Arthur Alexander’s original is certainly better, sweeter, if only because he is. Fickle and ruthless as his Sally Sue can be, the wounded yearning (as opposed to lustful sneering) in Arthur’s voice suggests that he really is “glad you’re back, Sally Sue Brown,”, and when he rides out the groove humming, “You ain’t no good/but I love love love you,” he sounds as if he does, or at least as if he’s dreaming of salvation through rather than in spite of or from her.

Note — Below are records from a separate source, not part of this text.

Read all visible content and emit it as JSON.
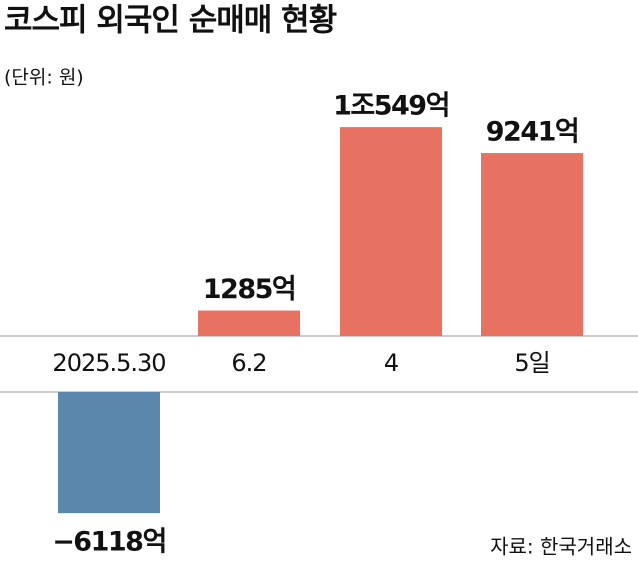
{
  "chart_data": {
    "type": "bar",
    "title": "코스피 외국인 순매매 현황",
    "subtitle": "(단위: 원)",
    "categories": [
      "2025.5.30",
      "6.2",
      "4",
      "5일"
    ],
    "values": [
      -6118,
      1285,
      10549,
      9241
    ],
    "value_labels": [
      "−6118억",
      "1285억",
      "1조549억",
      "9241억"
    ],
    "color": "#e87262",
    "negative_color": "#5b87ad",
    "source": "자료: 한국거래소"
  }
}
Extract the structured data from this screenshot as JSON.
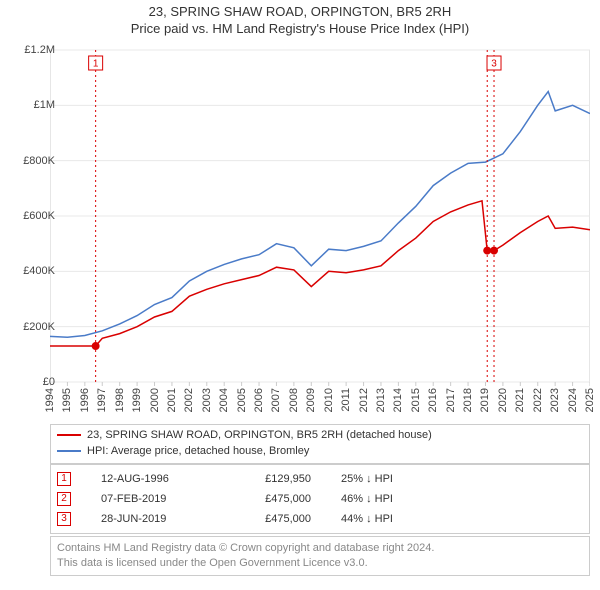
{
  "title_main": "23, SPRING SHAW ROAD, ORPINGTON, BR5 2RH",
  "title_sub": "Price paid vs. HM Land Registry's House Price Index (HPI)",
  "title_fontsize": 13,
  "chart": {
    "type": "line",
    "background_color": "#ffffff",
    "plot_border_color": "#cccccc",
    "grid_color": "#e8e8e8",
    "x_axis": {
      "min": 1994,
      "max": 2025,
      "tick_step": 1,
      "tick_labels": [
        "1994",
        "1995",
        "1996",
        "1997",
        "1998",
        "1999",
        "2000",
        "2001",
        "2002",
        "2003",
        "2004",
        "2005",
        "2006",
        "2007",
        "2008",
        "2009",
        "2010",
        "2011",
        "2012",
        "2013",
        "2014",
        "2015",
        "2016",
        "2017",
        "2018",
        "2019",
        "2020",
        "2021",
        "2022",
        "2023",
        "2024",
        "2025"
      ],
      "label_fontsize": 11,
      "label_rotation": -90
    },
    "y_axis": {
      "min": 0,
      "max": 1200000,
      "tick_step": 200000,
      "tick_labels": [
        "£0",
        "£200K",
        "£400K",
        "£600K",
        "£800K",
        "£1M",
        "£1.2M"
      ],
      "label_fontsize": 11
    },
    "series": [
      {
        "name": "price_paid",
        "label": "23, SPRING SHAW ROAD, ORPINGTON, BR5 2RH (detached house)",
        "color": "#d90000",
        "line_width": 1.5,
        "data": [
          [
            1994,
            130000
          ],
          [
            1995,
            130000
          ],
          [
            1996,
            130000
          ],
          [
            1996.62,
            129950
          ],
          [
            1997,
            158000
          ],
          [
            1998,
            175000
          ],
          [
            1999,
            200000
          ],
          [
            2000,
            235000
          ],
          [
            2001,
            255000
          ],
          [
            2002,
            310000
          ],
          [
            2003,
            335000
          ],
          [
            2004,
            355000
          ],
          [
            2005,
            370000
          ],
          [
            2006,
            385000
          ],
          [
            2007,
            415000
          ],
          [
            2008,
            405000
          ],
          [
            2009,
            345000
          ],
          [
            2010,
            400000
          ],
          [
            2011,
            395000
          ],
          [
            2012,
            405000
          ],
          [
            2013,
            420000
          ],
          [
            2014,
            475000
          ],
          [
            2015,
            520000
          ],
          [
            2016,
            580000
          ],
          [
            2017,
            615000
          ],
          [
            2018,
            640000
          ],
          [
            2018.8,
            655000
          ],
          [
            2019.1,
            475000
          ],
          [
            2019.49,
            475000
          ],
          [
            2020,
            495000
          ],
          [
            2021,
            540000
          ],
          [
            2022,
            580000
          ],
          [
            2022.6,
            600000
          ],
          [
            2023,
            555000
          ],
          [
            2024,
            560000
          ],
          [
            2025,
            550000
          ]
        ]
      },
      {
        "name": "hpi",
        "label": "HPI: Average price, detached house, Bromley",
        "color": "#4a7bc8",
        "line_width": 1.5,
        "data": [
          [
            1994,
            165000
          ],
          [
            1995,
            162000
          ],
          [
            1996,
            168000
          ],
          [
            1997,
            185000
          ],
          [
            1998,
            210000
          ],
          [
            1999,
            240000
          ],
          [
            2000,
            280000
          ],
          [
            2001,
            305000
          ],
          [
            2002,
            365000
          ],
          [
            2003,
            400000
          ],
          [
            2004,
            425000
          ],
          [
            2005,
            445000
          ],
          [
            2006,
            460000
          ],
          [
            2007,
            500000
          ],
          [
            2008,
            485000
          ],
          [
            2009,
            420000
          ],
          [
            2010,
            480000
          ],
          [
            2011,
            475000
          ],
          [
            2012,
            490000
          ],
          [
            2013,
            510000
          ],
          [
            2014,
            575000
          ],
          [
            2015,
            635000
          ],
          [
            2016,
            710000
          ],
          [
            2017,
            755000
          ],
          [
            2018,
            790000
          ],
          [
            2019,
            795000
          ],
          [
            2020,
            825000
          ],
          [
            2021,
            905000
          ],
          [
            2022,
            1000000
          ],
          [
            2022.6,
            1050000
          ],
          [
            2023,
            980000
          ],
          [
            2024,
            1000000
          ],
          [
            2025,
            970000
          ]
        ]
      }
    ],
    "markers": [
      {
        "n": "1",
        "x": 1996.62,
        "y": 129950,
        "color": "#d90000",
        "dot": true
      },
      {
        "n": "2",
        "x": 2019.1,
        "y": 475000,
        "color": "#d90000",
        "dot": true,
        "offset_badge": true
      },
      {
        "n": "3",
        "x": 2019.49,
        "y": 475000,
        "color": "#d90000",
        "dot": true
      }
    ],
    "marker_badge": {
      "fill": "#ffffff",
      "border_width": 1,
      "fontsize": 10,
      "size": 14
    }
  },
  "legend": {
    "border_color": "#cccccc",
    "fontsize": 11,
    "items": [
      {
        "color": "#d90000",
        "label": "23, SPRING SHAW ROAD, ORPINGTON, BR5 2RH (detached house)"
      },
      {
        "color": "#4a7bc8",
        "label": "HPI: Average price, detached house, Bromley"
      }
    ]
  },
  "transactions": {
    "border_color": "#cccccc",
    "fontsize": 11,
    "rows": [
      {
        "n": "1",
        "date": "12-AUG-1996",
        "price": "£129,950",
        "delta": "25% ↓ HPI",
        "color": "#d90000"
      },
      {
        "n": "2",
        "date": "07-FEB-2019",
        "price": "£475,000",
        "delta": "46% ↓ HPI",
        "color": "#d90000"
      },
      {
        "n": "3",
        "date": "28-JUN-2019",
        "price": "£475,000",
        "delta": "44% ↓ HPI",
        "color": "#d90000"
      }
    ]
  },
  "attribution": {
    "line1": "Contains HM Land Registry data © Crown copyright and database right 2024.",
    "line2": "This data is licensed under the Open Government Licence v3.0.",
    "text_color": "#888888",
    "border_color": "#cccccc",
    "fontsize": 11
  }
}
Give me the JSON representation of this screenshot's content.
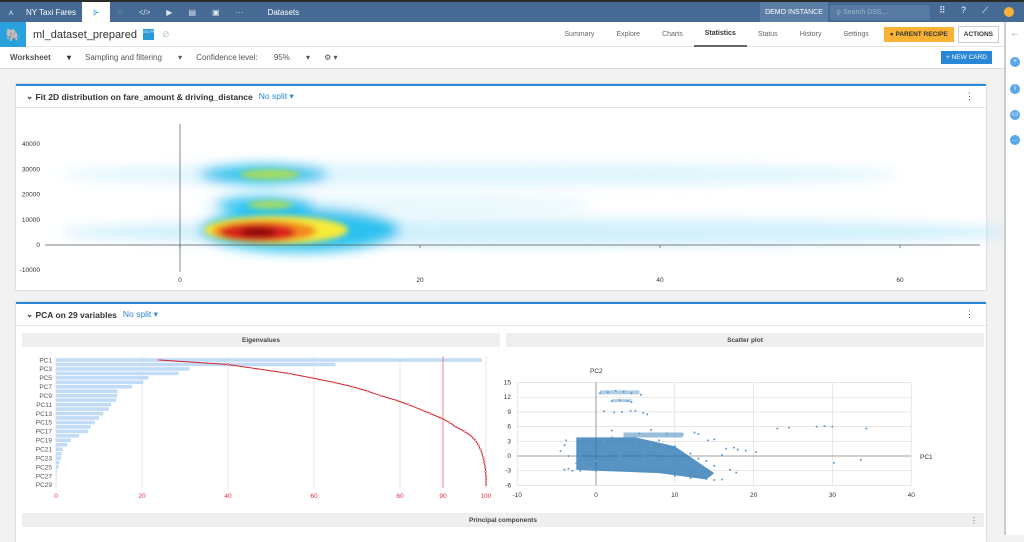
{
  "topbar": {
    "project": "NY Taxi Fares",
    "section": "Datasets",
    "instance": "DEMO INSTANCE",
    "search_placeholder": "Search DSS..."
  },
  "dataset": {
    "name": "ml_dataset_prepared",
    "badge": "GO PR"
  },
  "tabs": [
    {
      "label": "Summary"
    },
    {
      "label": "Explore"
    },
    {
      "label": "Charts"
    },
    {
      "label": "Statistics",
      "active": true
    },
    {
      "label": "Status"
    },
    {
      "label": "History"
    },
    {
      "label": "Settings"
    }
  ],
  "buttons": {
    "parent_recipe": "PARENT RECIPE",
    "actions": "ACTIONS",
    "new_card": "+ NEW CARD"
  },
  "toolbar": {
    "worksheet": "Worksheet",
    "sampling": "Sampling and filtering",
    "confidence_label": "Confidence level:",
    "confidence_value": "95%"
  },
  "card1": {
    "title": "Fit 2D distribution on fare_amount & driving_distance",
    "split": "No split"
  },
  "card2": {
    "title": "PCA on 29 variables",
    "split": "No split",
    "eigen_title": "Eigenvalues",
    "scatter_title": "Scatter plot",
    "pc_title": "Principal components"
  },
  "colors": {
    "accent": "#2a87d8",
    "topbar": "#456a94",
    "bars": "#c2dcf7",
    "cumulative": "#d0232b",
    "points": "#1f6fae"
  },
  "chart_data": [
    {
      "type": "heatmap",
      "x_ticks": [
        0,
        20,
        40,
        60
      ],
      "y_ticks": [
        40000,
        30000,
        20000,
        10000,
        0,
        -10000
      ],
      "density_peaks": [
        {
          "x": 7,
          "y": 5000,
          "level": "high"
        },
        {
          "x": 7,
          "y": 28000,
          "level": "medium"
        },
        {
          "x": 7,
          "y": 16000,
          "level": "medium"
        }
      ]
    },
    {
      "type": "bar",
      "title": "Eigenvalues",
      "categories": [
        "PC1",
        "PC2",
        "PC3",
        "PC4",
        "PC5",
        "PC6",
        "PC7",
        "PC8",
        "PC9",
        "PC10",
        "PC11",
        "PC12",
        "PC13",
        "PC14",
        "PC15",
        "PC16",
        "PC17",
        "PC18",
        "PC19",
        "PC20",
        "PC21",
        "PC22",
        "PC23",
        "PC24",
        "PC25",
        "PC26",
        "PC27",
        "PC28",
        "PC29"
      ],
      "y_tick_labels": [
        "PC1",
        "PC3",
        "PC5",
        "PC7",
        "PC9",
        "PC11",
        "PC13",
        "PC15",
        "PC17",
        "PC19",
        "PC21",
        "PC23",
        "PC25",
        "PC27",
        "PC29"
      ],
      "values": [
        99,
        65,
        31,
        28.5,
        21.5,
        20.3,
        17.7,
        14.3,
        14.2,
        14,
        12.8,
        12.3,
        11,
        10,
        9,
        8.1,
        7.5,
        5.4,
        3.5,
        2.6,
        1.6,
        1.3,
        1.2,
        0.8,
        0.6,
        0.2,
        0.1,
        0.1,
        0.1
      ],
      "cumulative": [
        24,
        40,
        47,
        54,
        59.5,
        64.5,
        69,
        72.5,
        75.5,
        79,
        82,
        84.5,
        87,
        89.5,
        91.5,
        93,
        95,
        96.5,
        97.5,
        98.2,
        98.7,
        99.1,
        99.4,
        99.6,
        99.8,
        99.9,
        100,
        100,
        100
      ],
      "threshold": 90,
      "x_ticks": [
        0,
        20,
        40,
        60,
        80,
        90,
        100
      ],
      "xlim": [
        0,
        100
      ]
    },
    {
      "type": "scatter",
      "title": "Scatter plot",
      "xlabel": "PC1",
      "ylabel": "PC2",
      "xlim": [
        -10,
        40
      ],
      "ylim": [
        -6,
        15
      ],
      "x_ticks": [
        -10,
        0,
        10,
        20,
        30,
        40
      ],
      "y_ticks": [
        15,
        12,
        9,
        6,
        3,
        0,
        -3,
        -6
      ],
      "points": [
        [
          23,
          5.6
        ],
        [
          24.5,
          5.8
        ],
        [
          28,
          6
        ],
        [
          29,
          6.1
        ],
        [
          30,
          6
        ],
        [
          34.3,
          5.6
        ],
        [
          30.2,
          -1.4
        ],
        [
          33.6,
          -0.8
        ],
        [
          20.3,
          0.8
        ],
        [
          19,
          1.1
        ],
        [
          18,
          1.3
        ],
        [
          17.5,
          1.7
        ],
        [
          17.8,
          -3.4
        ],
        [
          17,
          -2.8
        ],
        [
          16,
          -4.8
        ],
        [
          15,
          -4.9
        ],
        [
          14,
          -4
        ],
        [
          13,
          -3
        ],
        [
          12,
          -2
        ],
        [
          1,
          9.1
        ],
        [
          2.3,
          8.9
        ],
        [
          3.3,
          9
        ],
        [
          4.4,
          9.2
        ],
        [
          5,
          9.2
        ],
        [
          6,
          8.8
        ],
        [
          6.5,
          8.5
        ],
        [
          0.5,
          12.8
        ],
        [
          1.5,
          13
        ],
        [
          2.5,
          13.3
        ],
        [
          3.5,
          13.1
        ],
        [
          4.5,
          12.8
        ],
        [
          5.7,
          12.5
        ],
        [
          2,
          11.2
        ],
        [
          3,
          11.4
        ],
        [
          4,
          11.2
        ],
        [
          4.5,
          11
        ],
        [
          -4.5,
          1
        ],
        [
          -4,
          2.2
        ],
        [
          -3.8,
          3.2
        ],
        [
          -3.5,
          0
        ],
        [
          -4,
          -2.8
        ],
        [
          -3.5,
          -2.6
        ],
        [
          -3,
          -3
        ],
        [
          2,
          5.2
        ],
        [
          5.5,
          4.6
        ],
        [
          7,
          5.3
        ],
        [
          9,
          4.6
        ],
        [
          11,
          4.4
        ],
        [
          12.5,
          4.8
        ],
        [
          13,
          4.5
        ],
        [
          14.2,
          3.2
        ],
        [
          15,
          3.4
        ],
        [
          16.5,
          1.5
        ],
        [
          16,
          0.2
        ],
        [
          10,
          2
        ],
        [
          8,
          1
        ],
        [
          6,
          0
        ],
        [
          4,
          -1
        ],
        [
          2,
          -2
        ],
        [
          0,
          -1
        ],
        [
          -2,
          0
        ],
        [
          -1,
          2
        ],
        [
          1,
          3
        ],
        [
          3,
          2
        ],
        [
          5,
          3
        ],
        [
          7,
          2
        ],
        [
          9,
          -1
        ],
        [
          11,
          -3
        ],
        [
          13,
          -3.8
        ],
        [
          -2,
          -3
        ],
        [
          0,
          -3
        ],
        [
          2,
          -2.8
        ],
        [
          4,
          -3
        ],
        [
          6,
          -2
        ],
        [
          8,
          -2.5
        ],
        [
          10,
          -4
        ],
        [
          12,
          -4.5
        ],
        [
          14,
          -4.7
        ],
        [
          -2,
          3.6
        ],
        [
          0,
          3.7
        ],
        [
          2,
          3.8
        ],
        [
          4,
          3.5
        ],
        [
          6,
          3
        ],
        [
          8,
          3.2
        ],
        [
          10,
          1
        ],
        [
          12,
          0.5
        ],
        [
          14,
          -1
        ],
        [
          15,
          -2
        ],
        [
          -2.5,
          -1.5
        ],
        [
          -1,
          -2.5
        ],
        [
          1,
          0.5
        ],
        [
          3,
          0
        ],
        [
          5,
          -1.5
        ],
        [
          7,
          -0.5
        ],
        [
          9,
          0.5
        ],
        [
          11,
          -1.5
        ],
        [
          13,
          -0.5
        ]
      ]
    }
  ]
}
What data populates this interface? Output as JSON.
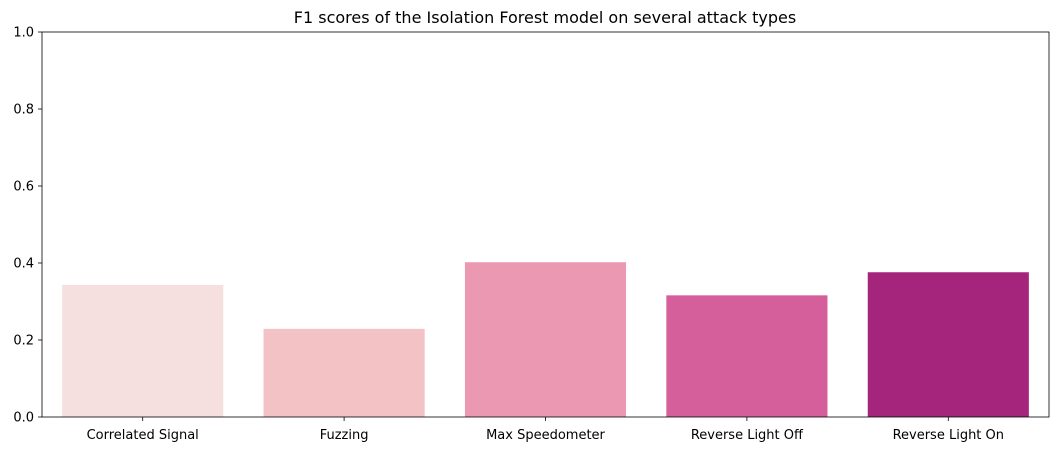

But it’s still an ugly song.
Which brings us to yet another of those tricky things about writing about pop music, trying to quantify or measure it: the songs themselves only have so much to do with their impact on us. Our feelings about any given track probably have at least as much to do with who we’re with at the moment we first hear it, who we are, what the light’s like, what we’re eating or drinking, the lover we just lost or found, the work and money we have or don’t, the extent to which the grooves and canals that spoke from our ears and skin into our guts and heart are open at just that instant.
And I suspect that Natalie– Motherless Child‘s vulnerable, resilient, defiant heart, a single mom, daughter of a widowed single mom, ejected hard from a youth that was never carefree and only now, 18 months after the birth of her son, dipping a cautious toe back into waters she knows are too deep– hears something completely different.
I think what Natalie hears is Sally Sue Brown’s strut. Her will. I think she’d find these pathetic singing dudes’ fear of Sally–and, by extension or association, of Natalie– almost reassuring. If only because it will keep men aware of her, but also cowering, just distant enough, until she decides she’s ready for them again.
And so she invests a jaunty but misogynist and unremarkable blues with meaning, savagery, intensity, vulnerability, and a sense of validation neither Bob Dylan nor even gentle Arthur Alexander ever intended, and that the song itself doesn’t deserve and can barely sustain.